Later, in the hospital room, my mother lay holding me against her chest. Her whole body ached. When she saw my dad, she smiled and placed me in his arms. I was smaller than he’d expected. He didn’t know how to hold me, and my mom laughed, showing him. My dad said I squirmed like a small reptile in his hand and then peed on his arm. He was elated.

SUNDAY

Alysia – 1 egg, 1 jar cereal. 2 pieces of bread. 1 jar fruit.

Barbara – 1 piece of toast + butter – juice.

Steve – 2 pieces of toast + jelly.

Steve – 3 pieces of bacon – 2 eggs. 4 pieces of bread. 1 glass of juice.

Barbara – 1 piece of bread – cheese. Marshmallow. Juice. Handful of nuts and raisins.

Alysia – 6 tbls yogurt. 1/4 jar prunes. 1 marshmallow.

This note is a surprise in the middle of my dad’s 1971 notebook. It’s the only time I’ve seen my mother’s handwriting. Unlike my father’s scrunched and tight letters, her script is neat and controlled, slanted to the right, leaning toward the future. She writes with a thin, blue, felt-tip pen. Perhaps money is tight. Perhaps she’s worried about our nutritional intake. It’s a concerned hand, a loving maternal hand that writes out the meals for the day.

The week before, my father had lost his job at the Atlanta Mental Health and Retardation Center, a job my mother had helped him get. So during these months, while my mother was pursuing her master’s in psychology and working every day at the clinic, my father worked on selling his comic strips to underground newspapers.

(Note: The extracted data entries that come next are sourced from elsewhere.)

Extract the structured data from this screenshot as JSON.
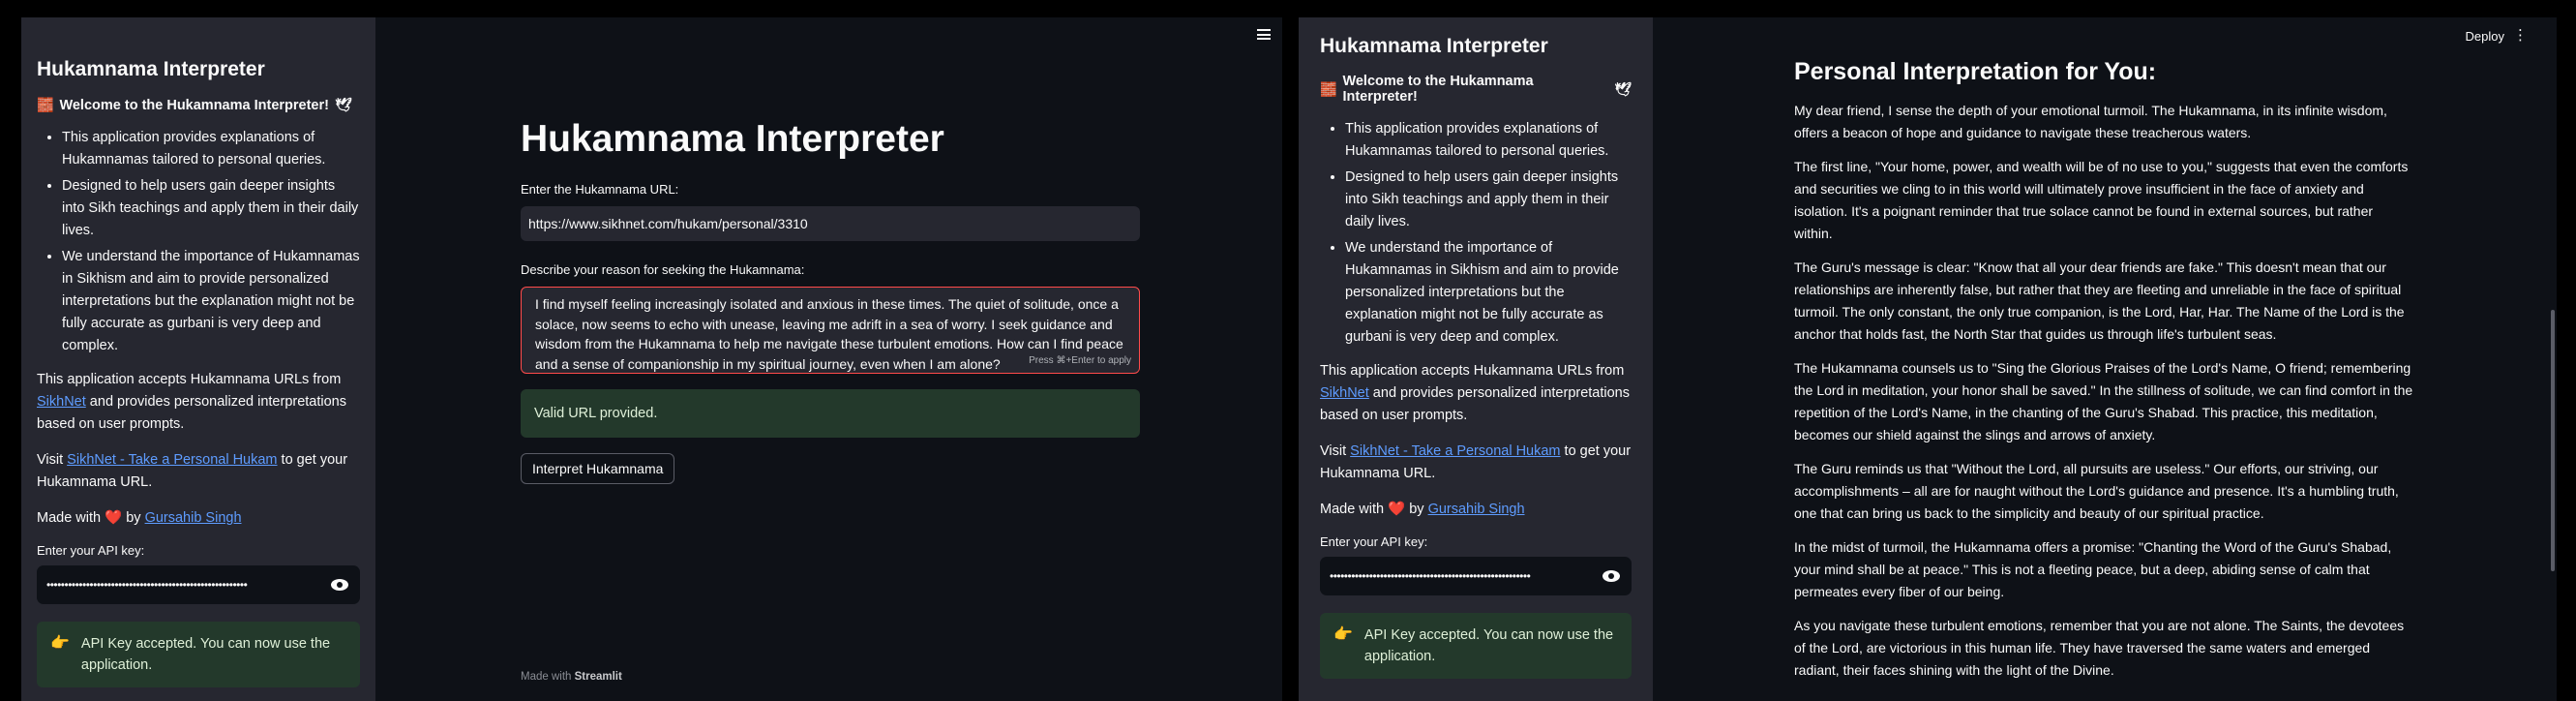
{
  "sidebar": {
    "title": "Hukamnama Interpreter",
    "welcome": "Welcome to the Hukamnama Interpreter!",
    "welcome_emoji_left": "🧱",
    "welcome_emoji_right": "🕊",
    "bullets": [
      "This application provides explanations of Hukamnamas tailored to personal queries.",
      "Designed to help users gain deeper insights into Sikh teachings and apply them in their daily lives.",
      "We understand the importance of Hukamnamas in Sikhism and aim to provide personalized interpretations but the explanation might not be fully accurate as gurbani is very deep and complex."
    ],
    "accepts_prefix": "This application accepts Hukamnama URLs from ",
    "accepts_link": "SikhNet",
    "accepts_suffix": " and provides personalized interpretations based on user prompts.",
    "visit_prefix": "Visit ",
    "visit_link": "SikhNet - Take a Personal Hukam",
    "visit_suffix": " to get your Hukamnama URL.",
    "made_prefix": "Made with ",
    "made_heart": "❤️",
    "made_by": " by ",
    "made_link": "Gursahib Singh",
    "api_label": "Enter your API key:",
    "api_value": "••••••••••••••••••••••••••••••••••••••••••••••••••••••••",
    "api_success_icon": "👉",
    "api_success": "API Key accepted. You can now use the application."
  },
  "main": {
    "title": "Hukamnama Interpreter",
    "url_label": "Enter the Hukamnama URL:",
    "url_value": "https://www.sikhnet.com/hukam/personal/3310",
    "reason_label": "Describe your reason for seeking the Hukamnama:",
    "reason_value": "I find myself feeling increasingly isolated and anxious in these times. The quiet of solitude, once a solace, now seems to echo with unease, leaving me adrift in a sea of worry. I seek guidance and wisdom from the Hukamnama to help me navigate these turbulent emotions. How can I find peace and a sense of companionship in my spiritual journey, even when I am alone?",
    "reason_hint": "Press ⌘+Enter to apply",
    "valid_message": "Valid URL provided.",
    "interpret_button": "Interpret Hukamnama",
    "footer_prefix": "Made with ",
    "footer_brand": "Streamlit"
  },
  "right": {
    "deploy": "Deploy",
    "kebab": "⋮",
    "interp_title": "Personal Interpretation for You:",
    "paragraphs": [
      "My dear friend, I sense the depth of your emotional turmoil. The Hukamnama, in its infinite wisdom, offers a beacon of hope and guidance to navigate these treacherous waters.",
      "The first line, \"Your home, power, and wealth will be of no use to you,\" suggests that even the comforts and securities we cling to in this world will ultimately prove insufficient in the face of anxiety and isolation. It's a poignant reminder that true solace cannot be found in external sources, but rather within.",
      "The Guru's message is clear: \"Know that all your dear friends are fake.\" This doesn't mean that our relationships are inherently false, but rather that they are fleeting and unreliable in the face of spiritual turmoil. The only constant, the only true companion, is the Lord, Har, Har. The Name of the Lord is the anchor that holds fast, the North Star that guides us through life's turbulent seas.",
      "The Hukamnama counsels us to \"Sing the Glorious Praises of the Lord's Name, O friend; remembering the Lord in meditation, your honor shall be saved.\" In the stillness of solitude, we can find comfort in the repetition of the Lord's Name, in the chanting of the Guru's Shabad. This practice, this meditation, becomes our shield against the slings and arrows of anxiety.",
      "The Guru reminds us that \"Without the Lord, all pursuits are useless.\" Our efforts, our striving, our accomplishments – all are for naught without the Lord's guidance and presence. It's a humbling truth, one that can bring us back to the simplicity and beauty of our spiritual practice.",
      "In the midst of turmoil, the Hukamnama offers a promise: \"Chanting the Word of the Guru's Shabad, your mind shall be at peace.\" This is not a fleeting peace, but a deep, abiding sense of calm that permeates every fiber of our being.",
      "As you navigate these turbulent emotions, remember that you are not alone. The Saints, the devotees of the Lord, are victorious in this human life. They have traversed the same waters and emerged radiant, their faces shining with the light of the Divine."
    ]
  },
  "colors": {
    "app_bg": "#0e1117",
    "sidebar_bg": "#262730",
    "success_bg": "#23392b",
    "accent_red": "#ff4b4b",
    "link": "#5e9cff"
  }
}
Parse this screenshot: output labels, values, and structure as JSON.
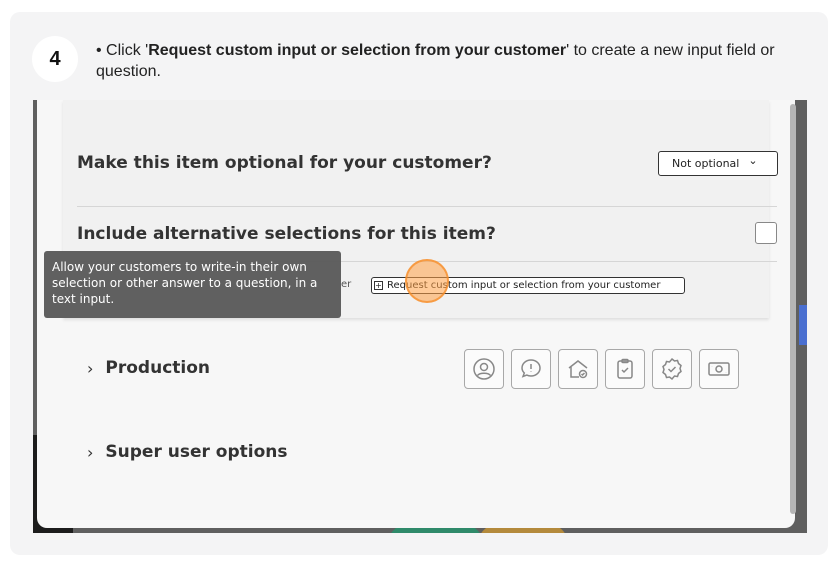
{
  "step": {
    "number": "4",
    "bullet": "• Click '",
    "action_bold": "Request custom input or selection from your customer",
    "rest": "' to create a new input field or question."
  },
  "screen": {
    "optional_row": {
      "label": "Make this item optional for your customer?",
      "select_value": "Not optional",
      "select_arrow": "⌄"
    },
    "alternatives_row": {
      "label": "Include alternative selections for this item?",
      "checked": false
    },
    "tooltip": "Allow your customers to write-in their own selection or other answer to a question, in a text input.",
    "hidden_text_fragment": "er",
    "request_button": {
      "plus": "+",
      "label": "Request custom input or selection from your customer"
    },
    "sections": [
      {
        "chevron": "›",
        "label": "Production"
      },
      {
        "chevron": "›",
        "label": "Super user options"
      }
    ],
    "production_icons": [
      "person-circle-icon",
      "speech-bubble-icon",
      "house-check-icon",
      "clipboard-check-icon",
      "badge-check-icon",
      "money-bill-icon"
    ],
    "colors": {
      "highlight": "#f5a04a",
      "tooltip_bg": "#5a5a5a",
      "panel": "#f7f7f7"
    }
  }
}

He also stayed at home with his eighteen-month-old daughter, playing the revolutionary role of househusband.

Every day, after making calls and mailing off query letters, Dad would put me in the stroller and walk me into Lullwater Park. From a small paper sack, he ripped pieces of stale bread and handed them to me to toss in the water for the ducks. I loved watching the ducks quack and splash as they struggled to get every crumb.

Because of money concerns, my mom and dad moved their fish tanks into a larger apartment, which they shared with a roommate, an antiwar student named Bill. After work one afternoon, my mom came home to find my dad sitting with Bill and his friends Jeff and Phoenix on the sofa while I played on the oriental rug with a pink wind-up musical giraffe. My mom announced that she felt “intense feelings of love for everyone.” My father told me how she liked to imagine everyone as part of one big family.